Als je zowel het Slip-protocol (Serial Line IP) hebt geschreven als de oprichter en ceo bent geweest van Uunet, de eerste en lange tijd de grootste internetprovider van de Verenigde Staten, mag je je best ‘internetgoeroe’ laten noemen. Toch is Rick Adams veel te bescheiden om zich die titel te laten aanleunen. Een gesprek met een van de peetvaders van internet, dat begint op een totaal onverwachte locatie in Washington DC, hoofdstad van de Verenigde Staten van Amerika.
|
Buitenlandse invasie
Internet heeft dan nog een voornamelijk militair karakter, ook al was het dan met name in gebruik bij universiteiten en onderzoeksinstellingen. De worm wordt dan ook gekenschetst als een ‘vijandige buitenlandse invasie’. Unix mail, zoals het mailprogramma in de wandeling heet, wordt uit voorzorg platgelegd. De door de worm blootgelegde feilen (heel modern: het forceren van een buffer overflow) worden in het Unix-bastion Berkeley naarstig gerepareerd en na vele weken is sendmail (en dus het net) klaar voor een herstart.

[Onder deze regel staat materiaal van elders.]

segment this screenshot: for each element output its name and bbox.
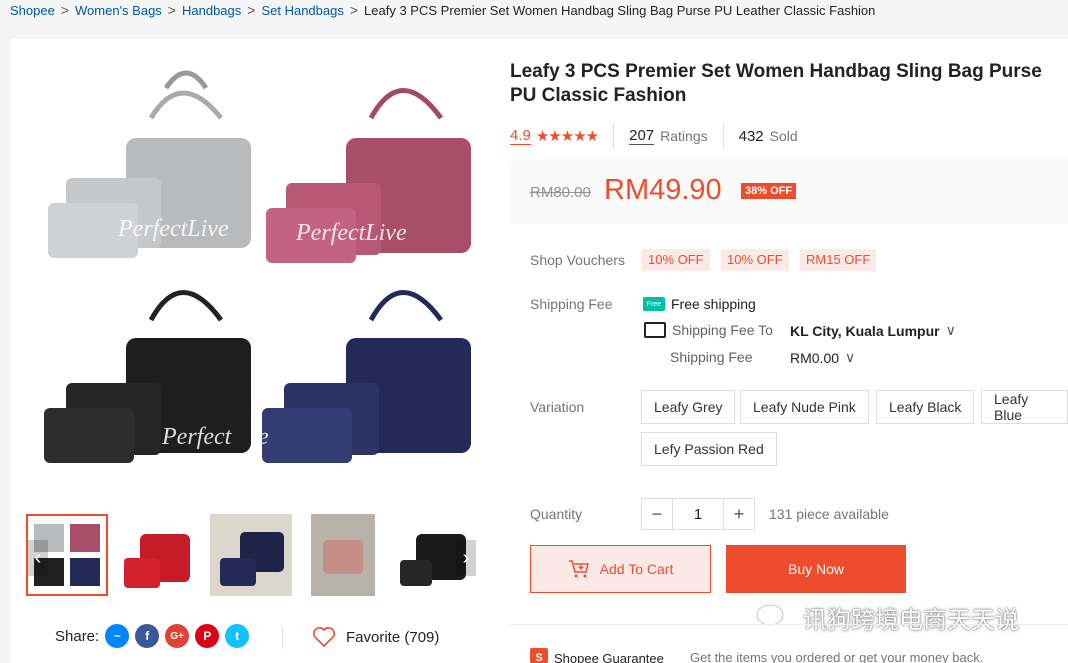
guarantee-description: Get the items you ordered or get your mo… <box>690 650 984 663</box>
vouchers-label: Shop Vouchers <box>530 252 625 268</box>
product-stats: 4.9 ★★★★★ 207 Ratings 432 Sold <box>510 124 798 148</box>
plus-icon[interactable]: + <box>723 498 755 530</box>
quantity-label: Quantity <box>530 506 583 522</box>
quantity-stepper: − 1 + <box>641 498 755 530</box>
breadcrumb-womens-bags[interactable]: Women's Bags <box>75 3 162 18</box>
truck-icon <box>644 322 666 338</box>
shipping-fee-select[interactable]: RM0.00 ∨ <box>790 349 855 366</box>
shipping-fee-value: RM0.00 <box>790 349 840 366</box>
shipping-location-select[interactable]: KL City, Kuala Lumpur ∨ <box>790 322 956 339</box>
divider <box>282 627 283 649</box>
facebook-icon[interactable]: f <box>135 624 160 648</box>
blue-bag-set <box>262 290 471 463</box>
thumbnail-image <box>220 532 284 586</box>
share-label: Share: <box>55 627 100 645</box>
ratings-count[interactable]: 207 <box>629 127 655 145</box>
watermark-text: PerfectLive <box>118 216 229 242</box>
watermark-text: e <box>258 424 269 450</box>
shopee-guarantee[interactable]: S Shopee Guarantee <box>530 648 664 663</box>
voucher-2[interactable]: 10% OFF <box>720 249 789 271</box>
messenger-icon[interactable]: ~ <box>105 624 130 648</box>
share-row: Share: ~ f G+ P t <box>55 624 250 648</box>
breadcrumb-set-handbags[interactable]: Set Handbags <box>261 3 343 18</box>
add-to-cart-label: Add To Cart <box>599 561 674 577</box>
shipping-fee-to-label: Shipping Fee To <box>672 322 773 338</box>
variation-option-nude-pink[interactable]: Leafy Nude Pink <box>740 390 869 424</box>
add-to-cart-button[interactable]: Add To Cart <box>530 545 711 593</box>
breadcrumb-shopee[interactable]: Shopee <box>10 3 55 18</box>
thumbnail-2[interactable] <box>118 514 200 596</box>
watermark-text: PerfectLive <box>296 220 407 246</box>
breadcrumb-separator-icon: > <box>349 2 359 18</box>
breadcrumb-handbags[interactable]: Handbags <box>182 3 241 18</box>
variation-option-grey[interactable]: Leafy Grey <box>641 390 736 424</box>
variation-option-passion-red[interactable]: Lefy Passion Red <box>641 432 777 466</box>
shipping-destination-row: Shipping Fee To <box>644 322 773 338</box>
breadcrumb-separator-icon: > <box>247 2 256 18</box>
favorite-label: Favorite (709) <box>346 628 440 646</box>
handbag-set-image <box>44 70 471 463</box>
watermark-text: Perfect <box>162 424 232 450</box>
favorite-button[interactable]: Favorite (709) <box>312 626 439 648</box>
pinterest-icon[interactable]: P <box>195 624 220 648</box>
product-title: Leafy 3 PCS Premier Set Women Handbag Sl… <box>510 61 1042 106</box>
free-shipping-icon: Free <box>643 297 665 311</box>
cart-icon <box>568 560 589 578</box>
discount-badge: 38% OFF <box>741 183 797 199</box>
rating-value[interactable]: 4.9 <box>510 127 531 145</box>
guarantee-label: Shopee Guarantee <box>554 650 664 663</box>
breadcrumb-separator-icon: > <box>60 2 70 18</box>
chevron-right-icon[interactable]: › <box>456 540 476 576</box>
star-rating-icon: ★★★★★ <box>535 128 599 145</box>
divider <box>722 124 724 148</box>
free-shipping-text: Free shipping <box>671 296 756 312</box>
sold-label: Sold <box>769 128 798 144</box>
shipping-label: Shipping Fee <box>530 296 613 312</box>
breadcrumb: Shopee > Women's Bags > Handbags > Set Hand… <box>10 2 875 18</box>
breadcrumb-current: Leafy 3 PCS Premier Set Women Handbag Sl… <box>364 2 876 18</box>
wechat-watermark-text: 讯狗跨境电商天天说 <box>803 607 1019 634</box>
thumbnail-4[interactable] <box>311 514 375 596</box>
current-price: RM49.90 <box>604 174 722 206</box>
sold-count: 432 <box>738 127 764 145</box>
google-plus-icon[interactable]: G+ <box>165 624 190 648</box>
twitter-icon[interactable]: t <box>225 624 250 648</box>
stock-available: 131 piece available <box>769 506 889 522</box>
divider <box>613 124 615 148</box>
original-price: RM80.00 <box>530 184 591 201</box>
buy-now-button[interactable]: Buy Now <box>726 545 906 593</box>
main-product-image[interactable]: PerfectLive PerfectLive Perfect e <box>26 58 478 478</box>
wechat-icon <box>755 603 795 632</box>
chevron-down-icon: ∨ <box>945 322 956 338</box>
voucher-3[interactable]: RM15 OFF <box>799 249 877 271</box>
wechat-watermark: 讯狗跨境电商天天说 <box>755 600 1019 635</box>
minus-icon[interactable]: − <box>641 498 673 530</box>
divider <box>510 624 1068 625</box>
quantity-input[interactable]: 1 <box>673 498 723 530</box>
free-shipping-row: Free Free shipping <box>643 296 756 312</box>
voucher-1[interactable]: 10% OFF <box>641 249 710 271</box>
thumbnail-image <box>323 540 363 574</box>
variation-option-black[interactable]: Leafy Black <box>876 390 975 424</box>
variation-label: Variation <box>530 399 585 415</box>
chevron-down-icon: ∨ <box>845 349 856 365</box>
thumbnail-3[interactable] <box>210 514 292 596</box>
shipping-fee-sublabel: Shipping Fee <box>670 349 753 365</box>
variation-option-blue[interactable]: Leafy Blue <box>981 390 1068 424</box>
heart-icon <box>313 627 335 648</box>
shield-icon: S <box>530 648 548 663</box>
chevron-left-icon[interactable]: ‹ <box>28 540 48 576</box>
thumbnail-image <box>124 534 190 588</box>
breadcrumb-separator-icon: > <box>167 2 176 18</box>
ratings-label: Ratings <box>660 128 708 144</box>
shipping-location: KL City, Kuala Lumpur <box>790 322 940 339</box>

Klein probleempje: de opdracht daartoe moet komen van de Pentagon-generaal die Arpanet onder zijn commando heeft. Maar wie gaat de sterrengeneraal uitleggen wat de stand van zaken is? Er is maar één man met voldoende kennis van zaken en met de juiste veiligheidspasjes om het Pentagon binnen te komen. Hij rapporteert letterlijk: “Sendmail is now secure, Sir!”. En de generaal brengt het netwerk weer in de lucht.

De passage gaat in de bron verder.